Emir Ibrahim, associate at digital asset trading firm Zerocap, said the decision is a clear example of crypto’s “growing integration into the financial mainstream.”

“It further signals that digital assets are not just notoriously known for speculative investments, but a legitimate financial tool by mainstream financial institutions,” he said.

“Though we expect that the integration of crypto into mortgage criteria may be slow to begin with, this is a great phase, which will likely broaden and force other players in the industry to reconsider their stances.”

Despite this, Ibrahim said the volatility of digital currencies may prove a problem and the risks will need to be weighed up before widespread acceptance.

Will Australia follow suit?

While the US is becoming far more tolerant of crypto, Australia has a long way to go.

According to Ibrahim, he can’t see the same treatment happening with domestic lenders in the foreseeable future.

He said that regulators still view crypto as a “speculative asset” that makes it harder to maintain financial stability and protect consumers.

“Until we see a clear regulatory framework that addresses the underlying risks, Australian regulators will likely remain conservative about integrating crypto into mortgage assessments.
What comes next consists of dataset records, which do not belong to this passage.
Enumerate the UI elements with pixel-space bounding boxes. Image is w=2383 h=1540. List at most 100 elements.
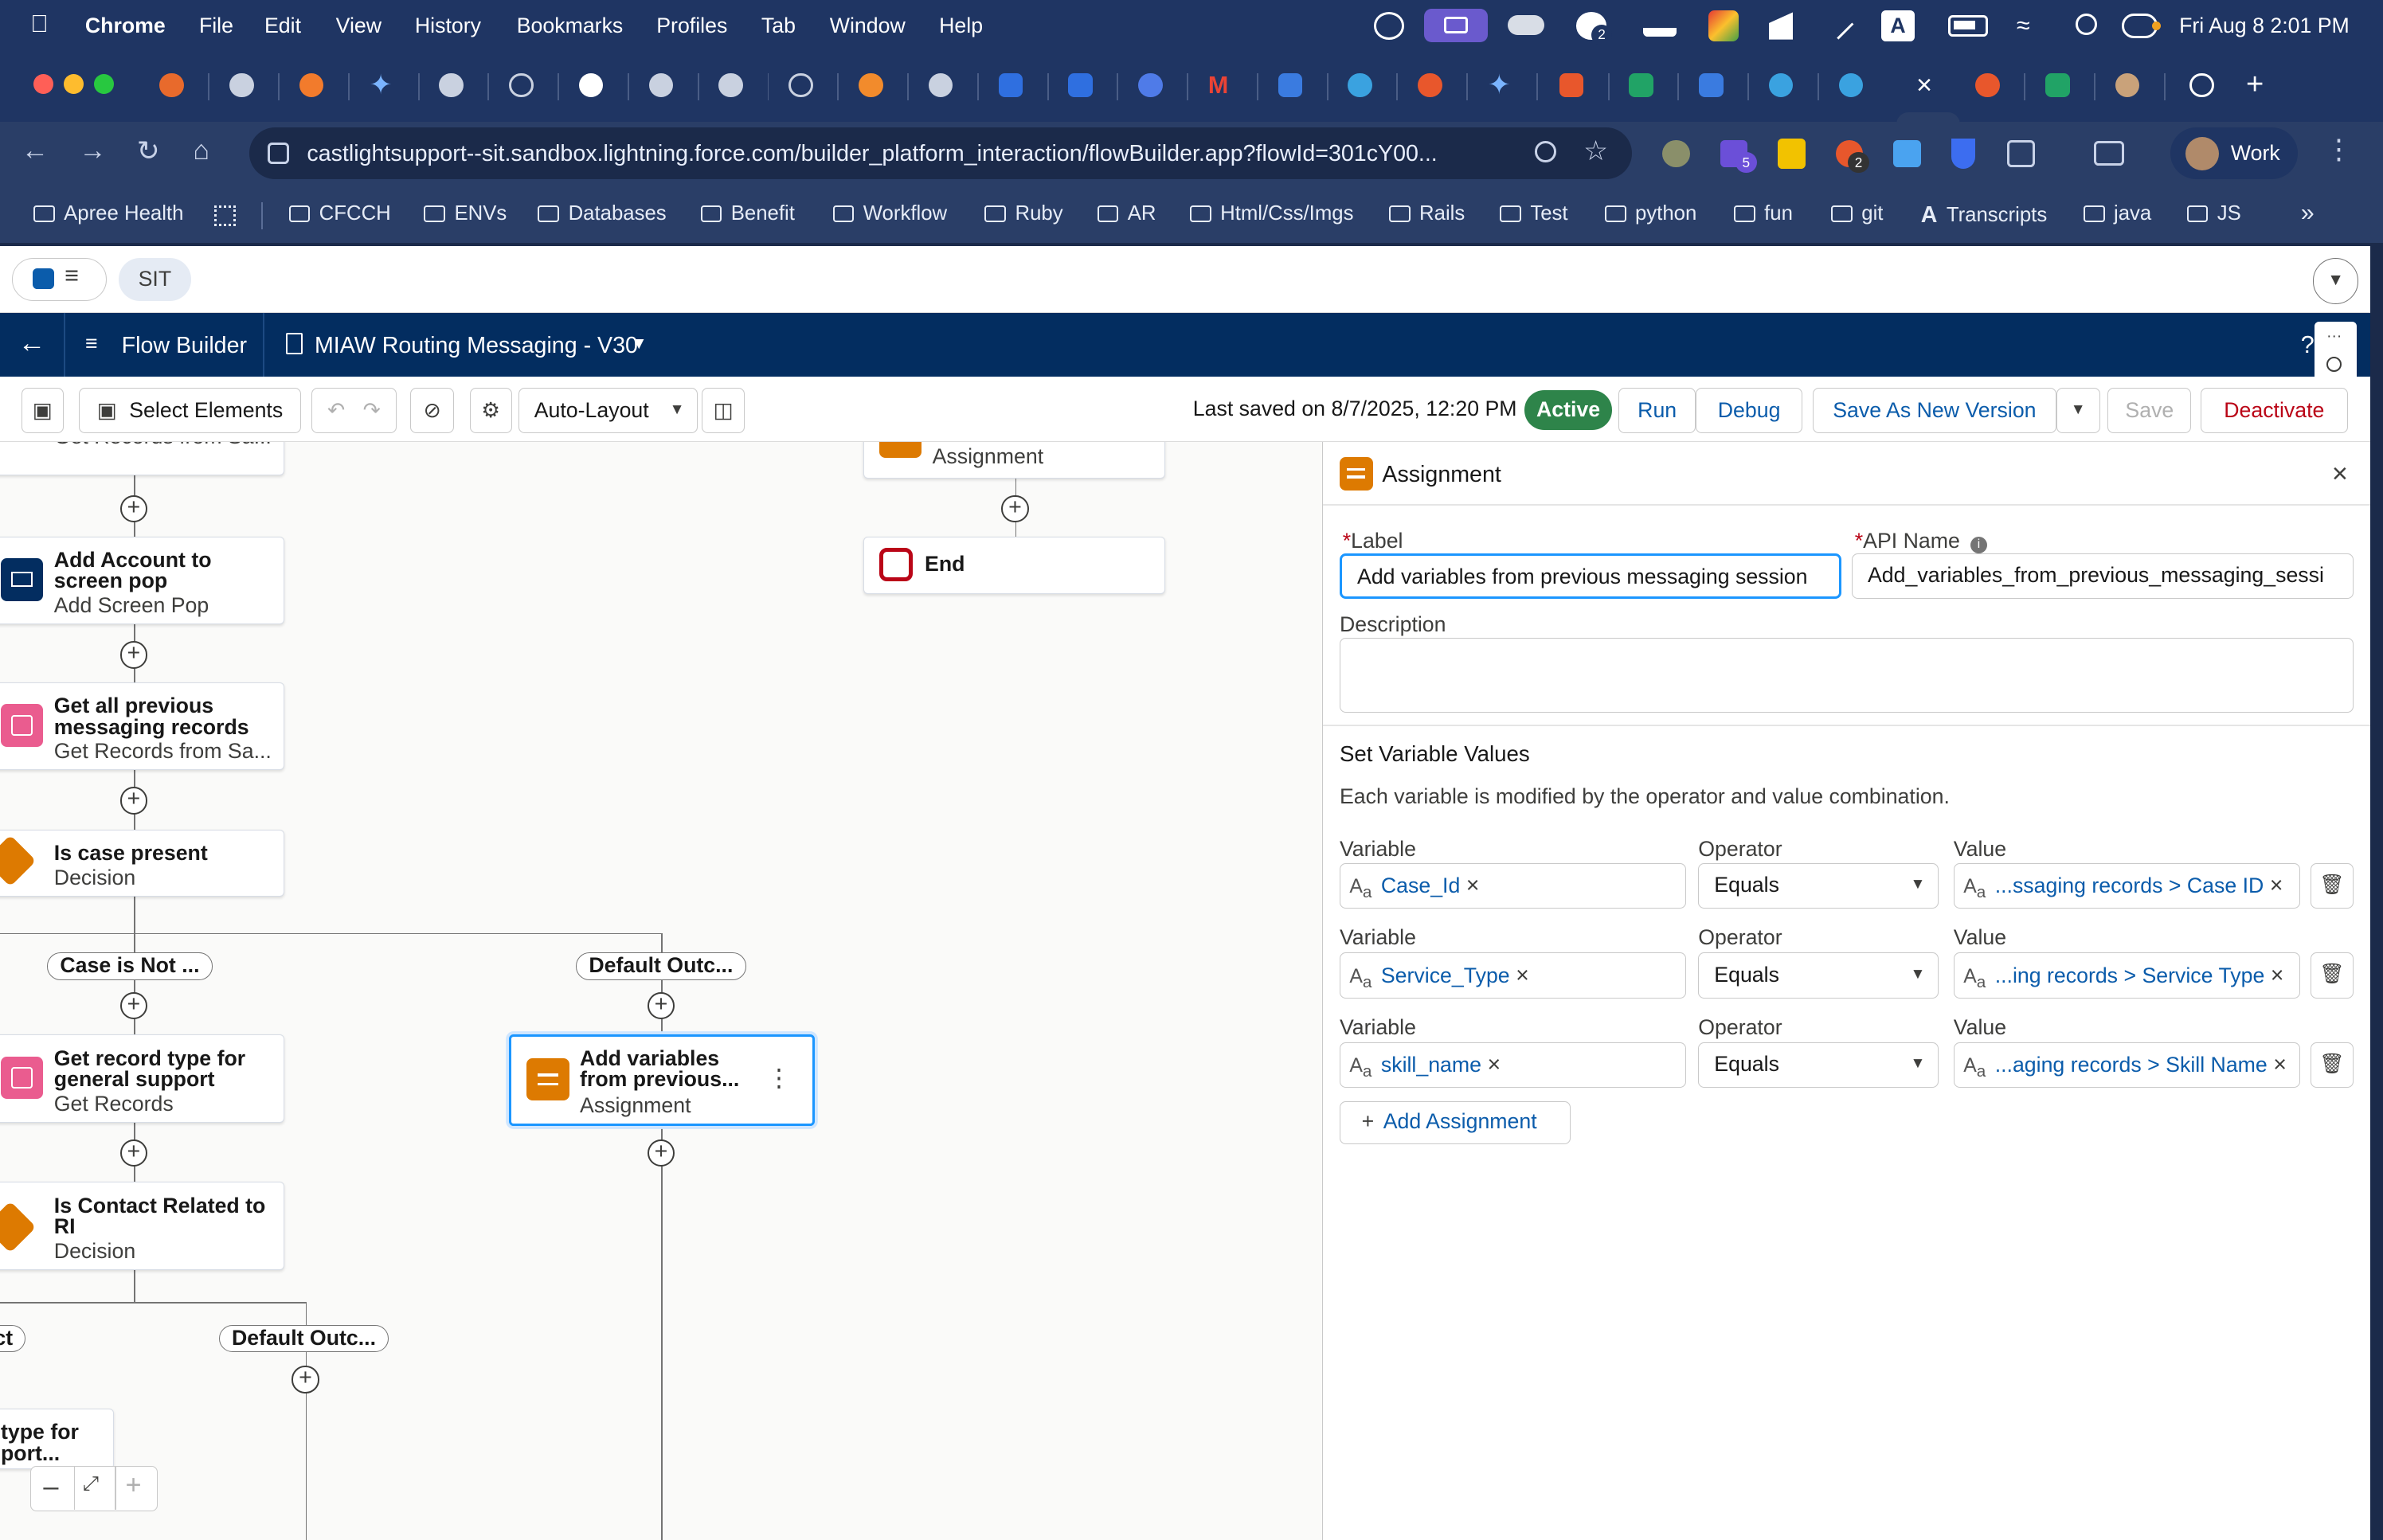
outcome-label[interactable]: Default Outc... xyxy=(218,1324,389,1353)
window-close-icon[interactable] xyxy=(33,74,53,95)
select-elements-button[interactable]: ▣ Select Elements xyxy=(79,387,301,433)
bookmark-folder[interactable]: Ruby xyxy=(984,202,1063,225)
site-settings-icon[interactable] xyxy=(267,143,289,165)
browser-menu-icon[interactable]: ⋮ xyxy=(2325,134,2352,166)
tab-favicon[interactable] xyxy=(229,72,254,98)
tab-favicon[interactable] xyxy=(439,72,464,98)
headphone-icon[interactable] xyxy=(1373,12,1404,40)
cloud-icon[interactable] xyxy=(1507,15,1544,35)
get-record-type-node[interactable]: Get record type for general support Get … xyxy=(0,1034,284,1123)
screen-pop-node[interactable]: Add Account to screen pop Add Screen Pop xyxy=(0,536,284,625)
node-menu-icon[interactable]: ⋮ xyxy=(767,1065,792,1092)
url-text[interactable]: castlightsupport--sit.sandbox.lightning.… xyxy=(307,141,1437,167)
tab-favicon[interactable] xyxy=(299,72,324,98)
tab-github-icon[interactable] xyxy=(578,72,604,98)
menu-help[interactable]: Help xyxy=(939,14,983,38)
add-element-icon[interactable]: + xyxy=(647,1139,675,1167)
flow-name[interactable]: MIAW Routing Messaging - V30 xyxy=(315,333,638,359)
outcome-label[interactable]: Default Outc... xyxy=(576,952,746,980)
description-textarea[interactable] xyxy=(1339,638,2354,713)
tab-favicon[interactable] xyxy=(2115,72,2140,98)
info-icon[interactable]: i xyxy=(1970,536,1987,553)
zoom-out-icon[interactable]: – xyxy=(43,1472,58,1503)
add-element-icon[interactable]: + xyxy=(119,641,148,669)
fit-view-icon[interactable]: ⤢ xyxy=(83,1473,99,1495)
get-previous-records-node[interactable]: Get all previous messaging records Get R… xyxy=(0,682,284,771)
tab-favicon[interactable] xyxy=(159,72,184,98)
bookmark-folder[interactable]: Rails xyxy=(1388,202,1465,225)
tab-cube-icon[interactable] xyxy=(1699,72,1724,98)
tab-cube-icon[interactable] xyxy=(1278,72,1303,98)
toggle-panel-icon[interactable]: ▣ xyxy=(21,387,65,433)
docker-icon[interactable] xyxy=(1642,14,1677,37)
get-records-node[interactable]: Get Records from Sa... xyxy=(0,442,284,476)
tab-salesforce-icon[interactable] xyxy=(1348,72,1372,98)
add-element-icon[interactable]: + xyxy=(119,1139,148,1167)
operator-select[interactable]: Equals ▼ xyxy=(1698,952,1939,999)
tab-favicon[interactable] xyxy=(928,72,953,98)
delete-row-icon[interactable]: 🗑 xyxy=(2311,1042,2354,1089)
home-icon[interactable]: ⌂ xyxy=(193,135,209,166)
close-tab-icon[interactable]: × xyxy=(1916,70,1932,101)
decision-case-present-node[interactable]: Is case present Decision xyxy=(0,829,284,897)
no-entry-icon[interactable]: ⊘ xyxy=(410,387,455,433)
add-element-icon[interactable]: + xyxy=(119,991,148,1020)
tab-record-icon[interactable] xyxy=(2189,72,2214,98)
zoom-icon[interactable] xyxy=(1535,141,1556,163)
bookmark-folder[interactable]: fun xyxy=(1734,202,1793,225)
debug-button[interactable]: Debug xyxy=(1696,387,1802,433)
bookmark-folder[interactable]: CFCCH xyxy=(288,202,391,225)
operator-select[interactable]: Equals ▼ xyxy=(1698,1042,1939,1089)
more-bookmarks-icon[interactable]: » xyxy=(2301,199,2315,227)
bookmark-folder[interactable]: Workflow xyxy=(832,202,947,225)
add-element-icon[interactable]: + xyxy=(119,494,148,523)
operator-select[interactable]: Equals ▼ xyxy=(1698,862,1939,909)
menu-clock[interactable]: Fri Aug 8 2:01 PM xyxy=(2179,14,2350,38)
menu-tab[interactable]: Tab xyxy=(761,14,796,38)
help-icon[interactable]: ? xyxy=(2301,331,2315,359)
bookmark-folder[interactable]: AR xyxy=(1097,202,1156,225)
extension-icon[interactable] xyxy=(1893,139,1921,167)
deactivate-button[interactable]: Deactivate xyxy=(2200,387,2348,433)
menu-edit[interactable]: Edit xyxy=(264,14,301,38)
window-zoom-icon[interactable] xyxy=(94,74,115,95)
back-arrow-icon[interactable]: ← xyxy=(18,328,45,359)
variable-input[interactable]: Aa skill_name × xyxy=(1339,1042,1686,1089)
wifi-icon[interactable]: ≈ xyxy=(2017,12,2047,39)
flow-chevron-down-icon[interactable]: ▼ xyxy=(631,334,648,354)
tab-gemini-icon[interactable]: ✦ xyxy=(1488,71,1512,98)
app-tray-icon[interactable] xyxy=(1708,10,1739,41)
menu-view[interactable]: View xyxy=(336,14,382,38)
close-icon[interactable]: × xyxy=(2332,459,2348,490)
forward-icon[interactable]: → xyxy=(79,135,106,166)
tab-chatgpt-icon[interactable] xyxy=(509,72,534,98)
tray-tool-icon[interactable] xyxy=(1768,12,1794,40)
add-variables-assignment-node[interactable]: Add variables from previous... Assignmen… xyxy=(509,1034,815,1126)
bitwarden-icon[interactable] xyxy=(1951,138,1976,169)
variable-input[interactable]: Aa Case_Id × xyxy=(1339,862,1686,909)
address-bar[interactable]: castlightsupport--sit.sandbox.lightning.… xyxy=(248,127,1633,180)
tab-favicon[interactable] xyxy=(1138,72,1163,98)
tab-favicon[interactable] xyxy=(859,72,883,98)
extension-icon[interactable] xyxy=(1662,139,1690,167)
add-element-icon[interactable]: + xyxy=(1001,494,1029,523)
menu-file[interactable]: File xyxy=(199,14,233,38)
profile-button[interactable]: Work xyxy=(2170,127,2298,180)
tab-favicon[interactable] xyxy=(1418,72,1442,98)
tab-favicon[interactable] xyxy=(718,72,743,98)
bookmark-item[interactable]: Apree Health xyxy=(33,202,183,225)
add-element-icon[interactable]: + xyxy=(292,1366,319,1393)
bookmark-folder[interactable]: Test xyxy=(1500,202,1568,225)
bookmark-folder[interactable]: Html/Css/Imgs xyxy=(1189,202,1353,225)
bookmark-folder[interactable]: ENVs xyxy=(424,202,507,225)
undo-redo-group[interactable]: ↶ ↷ xyxy=(311,387,397,433)
save-as-new-version-button[interactable]: Save As New Version xyxy=(1813,387,2056,433)
remove-pill-icon[interactable]: × xyxy=(2273,1052,2287,1077)
pen-icon[interactable] xyxy=(1823,9,1854,40)
keyboard-input-icon[interactable]: A xyxy=(1881,10,1915,41)
tab-salesforce-icon[interactable] xyxy=(1838,72,1864,98)
tab-chatgpt-icon[interactable] xyxy=(788,72,813,98)
apple-icon[interactable]:  xyxy=(30,10,49,38)
tab-sheets-icon[interactable] xyxy=(2045,72,2070,98)
tab-jira-icon[interactable] xyxy=(998,72,1023,98)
In terms of policy around crypto in general, it is clear that we’re still behind in many different pillars compared to other jurisdictions, like the US,” said Ibrahim.

“The key issue for Australian lenders will be volatility. If Australia were to allow crypto in mortgage calculations, we’d likely see lower acceptance ratios. Lenders will have to factor in substantial risk premiums, and that would likely mean offering higher rates to account for the volatility.”

Still, this decision could make way for new ways of thinking and could initiate discussions on the relationship between crypto and mortgages.

Ibrahim believes that this latest example could make way for “crypto-collateralised loans” that explicitly cater towards crypto.

There is also the potential for non-banks and start-ups that offer crypto-backed home loans to cater to this niche.

Others are more receptive to the idea. Monochrome is an Australian specialist investment management firm offering leading regulated access to crypto assets.

Bridget Nichols, chief operating officer at the company, believes Australia will follow suit due to the amount of crypto-related wealth here.

She said crypto is now recognised by some digital asset lenders as eligible asset to collateralise against in Australia.

“We are of the view that this will fundamentally change lending opportunities for bitcoin and bitcoin ETF holders in Australia and abroad. We are at a pivotal moment in bitcoin adoption, and the future looks innovative and bright,” said Nichols.

With the acceptance of crypto on the rise and the shifting needs of the consumer inciting rapid change in lending, crypto could play a stronger role in mortgage serviceability in the future.